小学校の算数で子どもたちがつまずきがちな「分数」。分数計算では、通分や約分といった概念が登場し、数字の大きさをイメージしにくくなることが原因のひとつでもあるようです。そんな分数の計算に役立つ画期的な発明品、「分数ものさし」とは一体どんなものなのでしょうか。
分数ものさしとは?
著者:山本賢一朗
出版社:プレジデント社
ものさしに1/12を基準とした目盛りがあり、分数ものさしを使うことで、直観的に分数のたし算・ひき算・かけ算・わり算の計算ができます。
2018年2月に発売された書籍「分数ものさし」には、分数ものさしと80ページのドリルがついていて、ドリルを使いながら分数の勉強に親しめるようになっています。
分数ものさしが生まれた背景
ピザのように切り分けられる教材や、パネルで組み合わせるタイプは以前からありましたが、山本くんがたどりついたのは、シンプルに長さで分数を表すことができる「ものさし」でした。この「ものさし」にたどり着くヒントとなったのは、素数だけが目盛りに刻まれた「素数ものさし」だったとか。
販売元:京都大学
分数ものさしの使い方
なお、分数ものさしの使い方はドリルの中でも解説されていますし、ドリルについているQRコードから、山本くんご本人が出演している解説ビデオを観ることもできます。
たし算
ひき算
かけ算
1/4×3/4であれば、分数ものさしを使って、まずタテの部分に1/4の線を引きます。そしてヨコに3/4の線を引きます。それぞれの終点を結んで四角に囲い、その中のマス数を数えます。
1/4×3/4のとき、四角で囲った部分は27マスです。
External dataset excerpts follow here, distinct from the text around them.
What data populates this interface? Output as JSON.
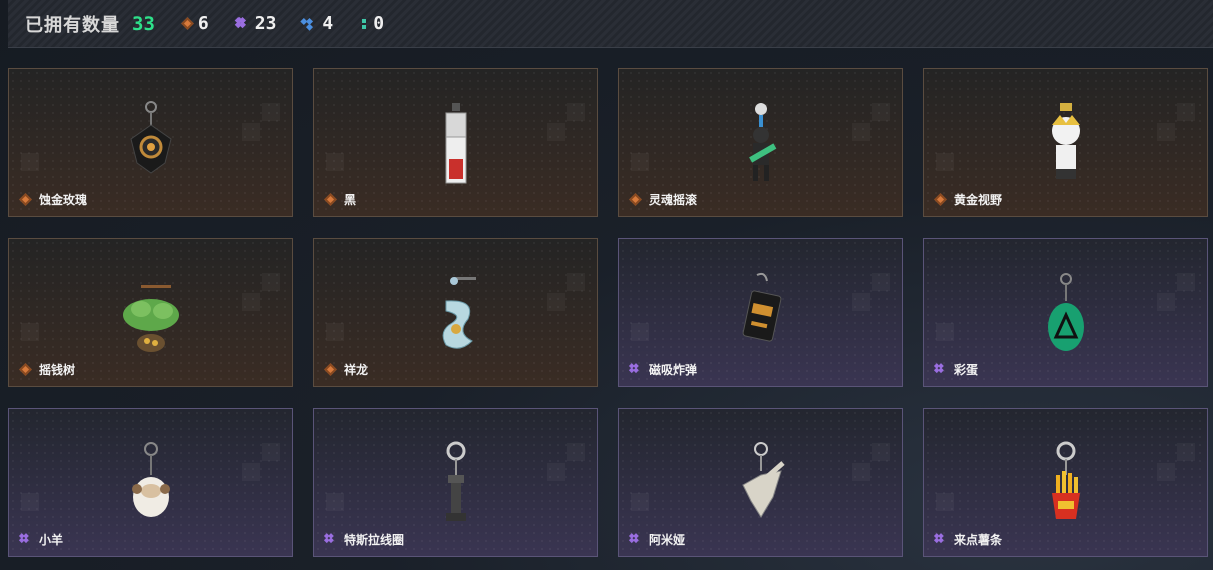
{
  "header": {
    "owned_label": "已拥有数量",
    "owned_count": "33",
    "stats": [
      {
        "icon": "orange-diamond-icon",
        "value": "6",
        "color": "#d77a3c"
      },
      {
        "icon": "purple-diamond-cluster-icon",
        "value": "23",
        "color": "#9a6ee0"
      },
      {
        "icon": "blue-diamond-cluster-icon",
        "value": "4",
        "color": "#4b8fe0"
      },
      {
        "icon": "teal-dots-icon",
        "value": "0",
        "color": "#3ec6a8"
      }
    ]
  },
  "items": [
    {
      "name": "蚀金玫瑰",
      "rarity": "orange",
      "art": "rose-charm"
    },
    {
      "name": "黑",
      "rarity": "orange",
      "art": "card-charm"
    },
    {
      "name": "灵魂摇滚",
      "rarity": "orange",
      "art": "guitarist-charm"
    },
    {
      "name": "黄金视野",
      "rarity": "orange",
      "art": "doll-charm"
    },
    {
      "name": "摇钱树",
      "rarity": "orange",
      "art": "money-tree-charm"
    },
    {
      "name": "祥龙",
      "rarity": "orange",
      "art": "dragon-charm"
    },
    {
      "name": "磁吸炸弹",
      "rarity": "purple",
      "art": "bomb-charm"
    },
    {
      "name": "彩蛋",
      "rarity": "purple",
      "art": "egg-charm"
    },
    {
      "name": "小羊",
      "rarity": "purple",
      "art": "sheep-charm"
    },
    {
      "name": "特斯拉线圈",
      "rarity": "purple",
      "art": "tesla-coil-charm"
    },
    {
      "name": "阿米娅",
      "rarity": "purple",
      "art": "bunny-charm"
    },
    {
      "name": "来点薯条",
      "rarity": "purple",
      "art": "fries-charm"
    }
  ]
}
全体が144マスなので、四角で囲った部分は27/144、約分すると3/16となり、答えを導けます。
わり算
2/3÷1/12であれば、まず分数ものさしを使って、2/3は1/12が8つあるのと同じだということを確認します。
続いて1/12は、1/12が1つある状態です。
とすると、これは8÷1と同じと考えることができるため、答えの8を導き出せます。
実際に使ってみた!小学1年生の長女の感想
長女には分数の概念の理解もまだ難しいかと思っていましたが、長女は分数ものさしを見ながら、「12個に分けたうちの8つと、6個に分けたうちの4つだったら、同じ大きさってことだね」と納得していました。
かけ算とわり算については、まだ九九もはじめていないこともあり難しそうでしたが、たし算とひき算については「ちゃんと解けるよ!」と、楽しそうにドリルを1人で進めていましたよ。
親の方も、分数の計算方法はおぼえていても、「なぜ2/3×1/4は1/6なの?なぜ1/12÷3/4は1/9なの?」と聞かれると、きちんと説明できる自信がなく、分数ものさしがあれば教えやすいなと感じました。
分数の理解促進に「分数ものさし」がおすすめ!
分数ものさしを日常的に使うことで、分数が出てきたときに、子どもは「どのくらいの大きさか」をイメージしやすくなりますし、親も説明がしやすくなります。
「分数ものさし」は学校の筆箱にも入る、一般的な15cmのものさしとしても使えます。普段から手にとって利用することで、分数の感覚に慣れることができそうです。
子どもに分数を教えるときは、ぜひ「分数ものさし」を活用してみてくださいね。